From our perspective, we see the following major open challenges: (1) defining and representing atomic phenotypes, a complex task that could be achieved by analyzing the textual description that accompanies them; (2) defining and representing abnormalities that involve relationships between anatomical elements, abnormalities of specific parts of anatomical elements (eg, fingertips or interdigital folds), and abnormalities of spatial, functional and nonfunctional properties of anatomical elements (eg, mineral density, movement, angles); and (3) improving the alignment of anatomical concepts by using external resources, such as the textual definition of the phenotype descriptions.

Conclusion

In this paper, we have proposed a complete solution for decomposing phenotype descriptions in an automatic manner. Our approach consists of the following two elements: (1) an ontology, the Phenotype Fragment Ontology, that enables the definition of complex phenotypes, via class axioms, by reusing concepts from FMA and PATO; and (2) a processing pipeline that “segments” phenotype descriptions into their atomic entities (ie, anatomic and quality elements), “aligns” the resulted entities to FMA and PATO concepts by preserving the existing part-subpart relationships between the anatomical entities, and creates the corresponding ontological “representation” according to PFO.
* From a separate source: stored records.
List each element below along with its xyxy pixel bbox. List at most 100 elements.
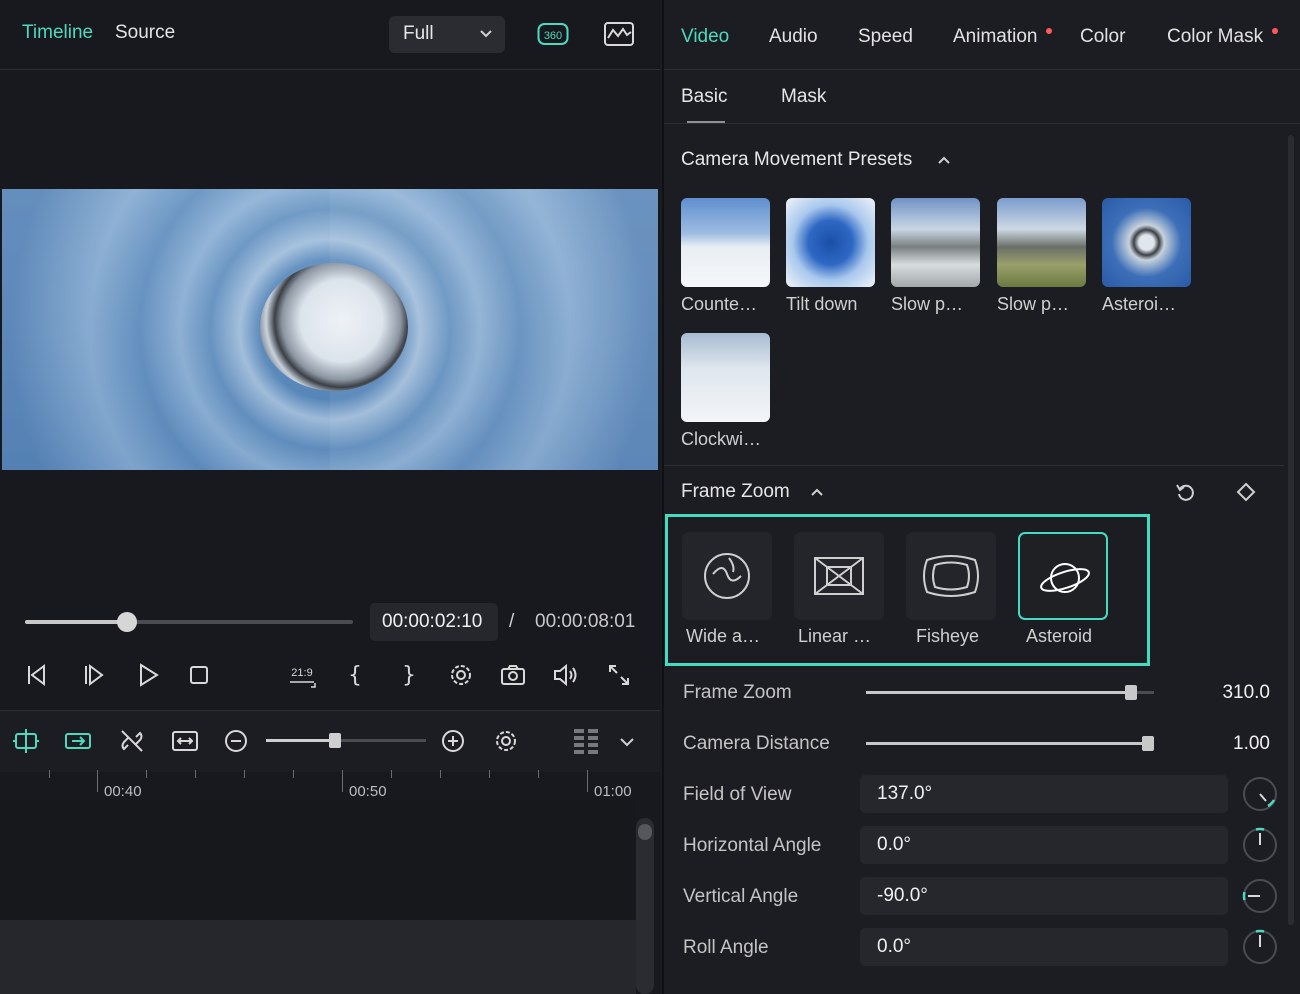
field-of-view-input[interactable]: 137.0°: [860, 775, 1228, 813]
zoom-in-button[interactable]: [438, 726, 468, 756]
camera-icon: [501, 665, 525, 685]
stop-button[interactable]: [184, 660, 214, 690]
chevron-up-icon[interactable]: [937, 155, 951, 165]
camera-distance-handle[interactable]: [1142, 736, 1154, 751]
properties-scrollbar[interactable]: [1288, 135, 1294, 925]
previous-frame-button[interactable]: [24, 660, 54, 690]
vertical-angle-input[interactable]: -90.0°: [860, 877, 1228, 915]
tab-source[interactable]: Source: [115, 22, 175, 44]
frame-zoom-value[interactable]: 310.0: [1222, 682, 1270, 704]
planet-icon: [1040, 563, 1090, 593]
timeline-zoom-handle[interactable]: [329, 733, 341, 748]
unlink-button[interactable]: [117, 726, 147, 756]
camera-distance-fill: [866, 742, 1148, 745]
time-separator: /: [509, 611, 515, 632]
grid-dots-icon: [574, 729, 598, 754]
playback-scrubber[interactable]: [25, 612, 353, 632]
active-subtab-indicator: [687, 121, 725, 123]
timeline-scrollbar-thumb[interactable]: [638, 824, 652, 840]
chevron-up-icon[interactable]: [810, 487, 824, 497]
camera-distance-slider[interactable]: [866, 736, 1154, 751]
volume-button[interactable]: [551, 660, 581, 690]
horizontal-angle-dial-icon[interactable]: [1242, 827, 1278, 863]
aspect-ratio-button[interactable]: 21:9: [287, 660, 317, 690]
wide-angle-icon: [704, 553, 750, 599]
plus-circle-icon: [442, 730, 464, 752]
frame-mode-label: Wide a…: [686, 626, 761, 646]
player-panel: Timeline Source Full 360 00:00:02:10 / 0…: [0, 0, 660, 994]
zoom-out-button[interactable]: [221, 726, 251, 756]
frame-mode-asteroid[interactable]: [1018, 532, 1108, 620]
frame-mode-wide-angle[interactable]: [682, 532, 772, 620]
tab-speed[interactable]: Speed: [858, 26, 913, 48]
current-time[interactable]: 00:00:02:10: [370, 603, 498, 641]
preset-slow-pan-1[interactable]: Slow p…: [891, 198, 981, 315]
render-settings-button[interactable]: [446, 660, 476, 690]
frame-mode-label: Fisheye: [916, 626, 980, 646]
tab-audio[interactable]: Audio: [769, 26, 818, 48]
camera-distance-value[interactable]: 1.00: [1233, 733, 1270, 755]
tab-timeline[interactable]: Timeline: [22, 22, 93, 44]
snapshot-button[interactable]: [498, 660, 528, 690]
preset-tilt-down[interactable]: Tilt down: [786, 198, 876, 315]
timeline-track-lower[interactable]: [0, 920, 636, 994]
frame-zoom-handle[interactable]: [1125, 685, 1137, 700]
preset-counterclockwise[interactable]: Counte…: [681, 198, 771, 315]
next-frame-button[interactable]: [80, 660, 110, 690]
clip-link-icon: [65, 733, 91, 749]
frame-mode-linear[interactable]: [794, 532, 884, 620]
roll-angle-dial-icon[interactable]: [1242, 929, 1278, 965]
timeline-track-area[interactable]: [0, 800, 636, 920]
more-options-button[interactable]: [612, 726, 642, 756]
tab-color-mask[interactable]: Color Mask: [1167, 26, 1263, 48]
timeline-settings-button[interactable]: [491, 726, 521, 756]
reset-icon[interactable]: [1175, 481, 1197, 503]
preset-thumbnail: [786, 198, 875, 287]
timeline-ruler[interactable]: 00:40 00:50 01:00: [0, 770, 640, 800]
waveform-monitor-icon[interactable]: [603, 20, 635, 48]
play-icon: [140, 663, 159, 687]
auto-ripple-button[interactable]: [11, 726, 41, 756]
preset-clockwise[interactable]: Clockwi…: [681, 333, 771, 450]
roll-angle-input[interactable]: 0.0°: [860, 928, 1228, 966]
fit-timeline-button[interactable]: [170, 726, 200, 756]
preset-asteroid[interactable]: Asteroi…: [1102, 198, 1192, 315]
preset-thumbnail: [891, 198, 980, 287]
frame-zoom-title[interactable]: Frame Zoom: [681, 481, 790, 503]
vertical-angle-dial-icon[interactable]: [1242, 878, 1278, 914]
aspect-ratio-icon: 21:9: [290, 667, 316, 688]
view-360-icon[interactable]: 360: [537, 20, 569, 48]
svg-text:360: 360: [544, 30, 562, 42]
video-preview[interactable]: [2, 189, 658, 470]
scrubber-handle[interactable]: [117, 612, 137, 632]
link-clips-button[interactable]: [63, 726, 93, 756]
field-of-view-dial-icon[interactable]: [1242, 776, 1278, 812]
timeline-zoom-slider[interactable]: [266, 733, 426, 748]
tab-animation[interactable]: Animation: [953, 26, 1038, 48]
horizontal-angle-input[interactable]: 0.0°: [860, 826, 1228, 864]
gear-icon: [451, 665, 471, 685]
minus-circle-icon: [225, 730, 247, 752]
fullscreen-button[interactable]: [604, 660, 634, 690]
svg-text:}: }: [402, 663, 416, 688]
stop-icon: [190, 666, 208, 684]
frame-zoom-slider[interactable]: [866, 685, 1154, 700]
mark-out-button[interactable]: }: [394, 660, 424, 690]
preset-label: Asteroi…: [1102, 294, 1177, 314]
zoom-select[interactable]: Full: [389, 16, 505, 53]
preset-label: Slow p…: [891, 294, 964, 314]
play-button[interactable]: [133, 660, 163, 690]
snap-icon: [13, 729, 39, 753]
track-layout-button[interactable]: [571, 726, 601, 756]
frame-mode-fisheye[interactable]: [906, 532, 996, 620]
zoom-select-value: Full: [403, 23, 434, 44]
subtab-basic[interactable]: Basic: [681, 86, 727, 108]
preset-slow-pan-2[interactable]: Slow p…: [997, 198, 1087, 315]
tab-color[interactable]: Color: [1080, 26, 1125, 48]
timeline-scrollbar[interactable]: [636, 818, 654, 994]
subtab-mask[interactable]: Mask: [781, 86, 826, 108]
camera-presets-title[interactable]: Camera Movement Presets: [681, 149, 912, 171]
tab-video[interactable]: Video: [681, 26, 729, 48]
keyframe-icon[interactable]: [1235, 481, 1257, 503]
mark-in-button[interactable]: {: [340, 660, 370, 690]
The experimental results have showed that each step of the processing pipeline achieves a high accuracy. Furthermore, the analysis enabled by the decomposition of the HPO skeletal phenotypes led to a series of interesting findings, ranging from missing concepts in FMA and PATO to terminological difference between HPO and FMA and shortfalls of our Phenotype Fragment Ontology. Future work will focus on improving PFO and the processing pipeline and using our approach to align skeletal phenotypes in all existing phenotype ontologies.